Raw milk=people sick

The raw milk debate continues and clearly the risks of drinking unpasteurized milk outweigh its’ benefits. I read earlier that the raw milk enthusiasts were crying and almost begging to legalize the sale of raw milk. Well, when you are looking at your own child in the hospital on a dialysis machine, you’ll really want to cry. Again, this brings me back to my laboratory days when I was analyzing raw milk that was implicated in a number of horrible illnesses. We were testing for a whole gamete of nasty pathogens and when I saw the agar plate the next day which was specific for Campylobacter jejuni, the numbers of colonies present were overwhelming, couldn’t even read the plate. The samples kept coming in with more and more positives and of course more and more people sick.
The Toronto Star writes:
 
Despite claims that drinking raw milk has well-defined health benefits, this has never been established. But even if true, the risks clearly outweigh any potential benefits. Before mandatory pasteurization of milk, the TB sanatoria in Ontario were inundated with tubercular patients, many of whom were infected by the bovine tubercle.

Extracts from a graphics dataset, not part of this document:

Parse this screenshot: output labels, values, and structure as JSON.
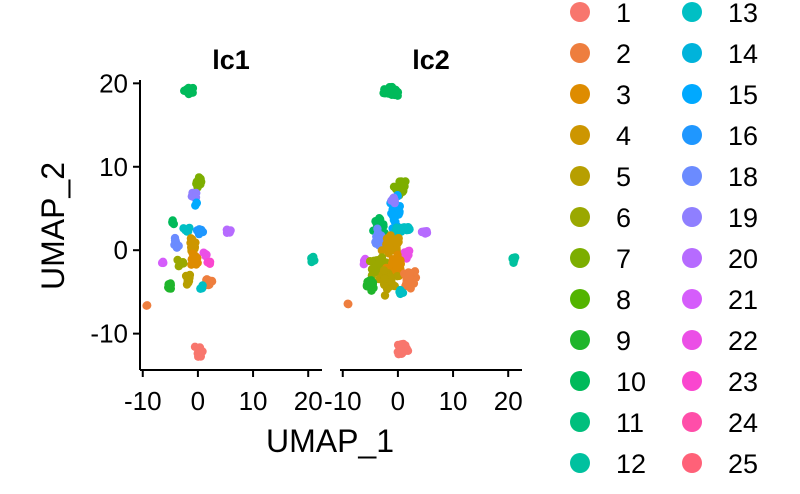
{
  "chart_data": {
    "type": "scatter",
    "xlabel": "UMAP_1",
    "ylabel": "UMAP_2",
    "xlim": [
      -10.5,
      22.5
    ],
    "ylim": [
      -14,
      21
    ],
    "xticks": [
      -10,
      0,
      10,
      20
    ],
    "yticks": [
      -10,
      0,
      10,
      20
    ],
    "xtick_labels": [
      "-10",
      "0",
      "10",
      "20"
    ],
    "ytick_labels": [
      "-10",
      "0",
      "10",
      "20"
    ],
    "grid": false,
    "legend_position": "right",
    "panels": [
      {
        "title": "lc1"
      },
      {
        "title": "lc2"
      }
    ],
    "series": [
      {
        "name": "1",
        "color": "#F8766D"
      },
      {
        "name": "2",
        "color": "#EE7E3E"
      },
      {
        "name": "3",
        "color": "#DE8C00"
      },
      {
        "name": "4",
        "color": "#CD9600"
      },
      {
        "name": "5",
        "color": "#B79F00"
      },
      {
        "name": "6",
        "color": "#9AA800"
      },
      {
        "name": "7",
        "color": "#7CAE00"
      },
      {
        "name": "8",
        "color": "#53B400"
      },
      {
        "name": "9",
        "color": "#1FB52B"
      },
      {
        "name": "10",
        "color": "#00BA5A"
      },
      {
        "name": "11",
        "color": "#00BF7D"
      },
      {
        "name": "12",
        "color": "#00C19F"
      },
      {
        "name": "13",
        "color": "#00BFC4"
      },
      {
        "name": "14",
        "color": "#00B3DB"
      },
      {
        "name": "15",
        "color": "#00A9FF"
      },
      {
        "name": "16",
        "color": "#1F97FF"
      },
      {
        "name": "18",
        "color": "#6B8BFF"
      },
      {
        "name": "19",
        "color": "#8F7FFF"
      },
      {
        "name": "20",
        "color": "#B66BFF"
      },
      {
        "name": "21",
        "color": "#D55DFB"
      },
      {
        "name": "22",
        "color": "#EB4FE6"
      },
      {
        "name": "23",
        "color": "#FA46CF"
      },
      {
        "name": "24",
        "color": "#FF4EA9"
      },
      {
        "name": "25",
        "color": "#FF6178"
      }
    ],
    "clusters": [
      {
        "panel": 0,
        "series": "10",
        "x": -1.5,
        "y": 19.2,
        "sx": 0.8,
        "sy": 0.3,
        "n": 22
      },
      {
        "panel": 0,
        "series": "7",
        "x": 0.3,
        "y": 8.0,
        "sx": 0.5,
        "sy": 0.6,
        "n": 16
      },
      {
        "panel": 0,
        "series": "19",
        "x": -0.7,
        "y": 6.5,
        "sx": 0.4,
        "sy": 0.4,
        "n": 6
      },
      {
        "panel": 0,
        "series": "15",
        "x": -0.2,
        "y": 5.5,
        "sx": 0.3,
        "sy": 0.3,
        "n": 4
      },
      {
        "panel": 0,
        "series": "10",
        "x": -4.5,
        "y": 3.5,
        "sx": 0.3,
        "sy": 0.3,
        "n": 4
      },
      {
        "panel": 0,
        "series": "13",
        "x": -2.0,
        "y": 2.4,
        "sx": 0.5,
        "sy": 0.3,
        "n": 6
      },
      {
        "panel": 0,
        "series": "16",
        "x": 0.2,
        "y": 2.2,
        "sx": 0.8,
        "sy": 0.3,
        "n": 8
      },
      {
        "panel": 0,
        "series": "20",
        "x": 5.5,
        "y": 2.3,
        "sx": 0.4,
        "sy": 0.3,
        "n": 6
      },
      {
        "panel": 0,
        "series": "18",
        "x": -4.0,
        "y": 0.7,
        "sx": 0.4,
        "sy": 0.5,
        "n": 8
      },
      {
        "panel": 0,
        "series": "4",
        "x": -1.0,
        "y": 0.5,
        "sx": 0.6,
        "sy": 0.8,
        "n": 16
      },
      {
        "panel": 0,
        "series": "3",
        "x": -0.5,
        "y": -1.2,
        "sx": 0.6,
        "sy": 0.6,
        "n": 12
      },
      {
        "panel": 0,
        "series": "22",
        "x": 1.5,
        "y": -0.5,
        "sx": 0.5,
        "sy": 0.3,
        "n": 4
      },
      {
        "panel": 0,
        "series": "21",
        "x": -6.5,
        "y": -1.5,
        "sx": 0.2,
        "sy": 0.2,
        "n": 3
      },
      {
        "panel": 0,
        "series": "6",
        "x": -3.0,
        "y": -1.5,
        "sx": 0.5,
        "sy": 0.5,
        "n": 8
      },
      {
        "panel": 0,
        "series": "23",
        "x": 2.0,
        "y": -1.5,
        "sx": 0.3,
        "sy": 0.3,
        "n": 3
      },
      {
        "panel": 0,
        "series": "5",
        "x": -2.0,
        "y": -3.5,
        "sx": 0.6,
        "sy": 0.6,
        "n": 14
      },
      {
        "panel": 0,
        "series": "2",
        "x": 2.0,
        "y": -3.8,
        "sx": 0.8,
        "sy": 0.5,
        "n": 16
      },
      {
        "panel": 0,
        "series": "9",
        "x": -5.0,
        "y": -4.2,
        "sx": 0.3,
        "sy": 0.5,
        "n": 10
      },
      {
        "panel": 0,
        "series": "13",
        "x": 0.5,
        "y": -4.5,
        "sx": 0.4,
        "sy": 0.3,
        "n": 4
      },
      {
        "panel": 0,
        "series": "2",
        "x": -9.3,
        "y": -6.6,
        "sx": 0.1,
        "sy": 0.1,
        "n": 2
      },
      {
        "panel": 0,
        "series": "1",
        "x": 0.3,
        "y": -12.0,
        "sx": 0.4,
        "sy": 0.6,
        "n": 14
      },
      {
        "panel": 0,
        "series": "12",
        "x": 20.8,
        "y": -1.0,
        "sx": 0.3,
        "sy": 0.3,
        "n": 8
      },
      {
        "panel": 1,
        "series": "10",
        "x": -1.5,
        "y": 19.0,
        "sx": 0.9,
        "sy": 0.4,
        "n": 34
      },
      {
        "panel": 1,
        "series": "7",
        "x": 0.5,
        "y": 7.5,
        "sx": 0.7,
        "sy": 0.7,
        "n": 30
      },
      {
        "panel": 1,
        "series": "15",
        "x": -0.5,
        "y": 4.5,
        "sx": 0.8,
        "sy": 1.5,
        "n": 40
      },
      {
        "panel": 1,
        "series": "19",
        "x": -0.8,
        "y": 6.0,
        "sx": 0.4,
        "sy": 0.4,
        "n": 8
      },
      {
        "panel": 1,
        "series": "10",
        "x": -3.5,
        "y": 3.0,
        "sx": 0.8,
        "sy": 0.6,
        "n": 24
      },
      {
        "panel": 1,
        "series": "13",
        "x": 1.0,
        "y": 2.5,
        "sx": 1.5,
        "sy": 0.4,
        "n": 20
      },
      {
        "panel": 1,
        "series": "20",
        "x": 5.0,
        "y": 2.2,
        "sx": 0.5,
        "sy": 0.3,
        "n": 10
      },
      {
        "panel": 1,
        "series": "18",
        "x": -3.5,
        "y": 1.2,
        "sx": 0.8,
        "sy": 0.7,
        "n": 22
      },
      {
        "panel": 1,
        "series": "4",
        "x": -1.0,
        "y": 0.5,
        "sx": 1.2,
        "sy": 1.0,
        "n": 40
      },
      {
        "panel": 1,
        "series": "22",
        "x": 1.5,
        "y": -0.5,
        "sx": 0.6,
        "sy": 0.5,
        "n": 10
      },
      {
        "panel": 1,
        "series": "21",
        "x": -6.0,
        "y": -1.5,
        "sx": 0.4,
        "sy": 0.3,
        "n": 6
      },
      {
        "panel": 1,
        "series": "6",
        "x": -3.5,
        "y": -1.8,
        "sx": 0.9,
        "sy": 0.8,
        "n": 40
      },
      {
        "panel": 1,
        "series": "3",
        "x": -0.5,
        "y": -2.0,
        "sx": 1.2,
        "sy": 1.0,
        "n": 40
      },
      {
        "panel": 1,
        "series": "5",
        "x": -2.0,
        "y": -3.5,
        "sx": 1.0,
        "sy": 0.8,
        "n": 30
      },
      {
        "panel": 1,
        "series": "2",
        "x": 2.0,
        "y": -3.5,
        "sx": 0.9,
        "sy": 0.8,
        "n": 36
      },
      {
        "panel": 1,
        "series": "9",
        "x": -5.0,
        "y": -4.2,
        "sx": 0.5,
        "sy": 0.6,
        "n": 24
      },
      {
        "panel": 1,
        "series": "13",
        "x": 0.5,
        "y": -5.0,
        "sx": 0.4,
        "sy": 0.4,
        "n": 8
      },
      {
        "panel": 1,
        "series": "2",
        "x": -9.0,
        "y": -6.5,
        "sx": 0.15,
        "sy": 0.15,
        "n": 3
      },
      {
        "panel": 1,
        "series": "1",
        "x": 0.8,
        "y": -11.8,
        "sx": 0.8,
        "sy": 0.7,
        "n": 40
      },
      {
        "panel": 1,
        "series": "12",
        "x": 21.0,
        "y": -1.0,
        "sx": 0.3,
        "sy": 0.3,
        "n": 10
      }
    ]
  }
}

This is not something we want to repeat, particularly in an era when TB is again on the rise and drug resistant strains have emerged.
Your editorial on the same date correctly pointed out that drinking untreated milk puts consumers at increased risk of exposure to deadly pathogens. It is one thing for milk producers to drink their own milk – they do so knowingly at their own risk. However to legally provide raw, potentially contaminated milk for consumption by the public is a matter of great concern.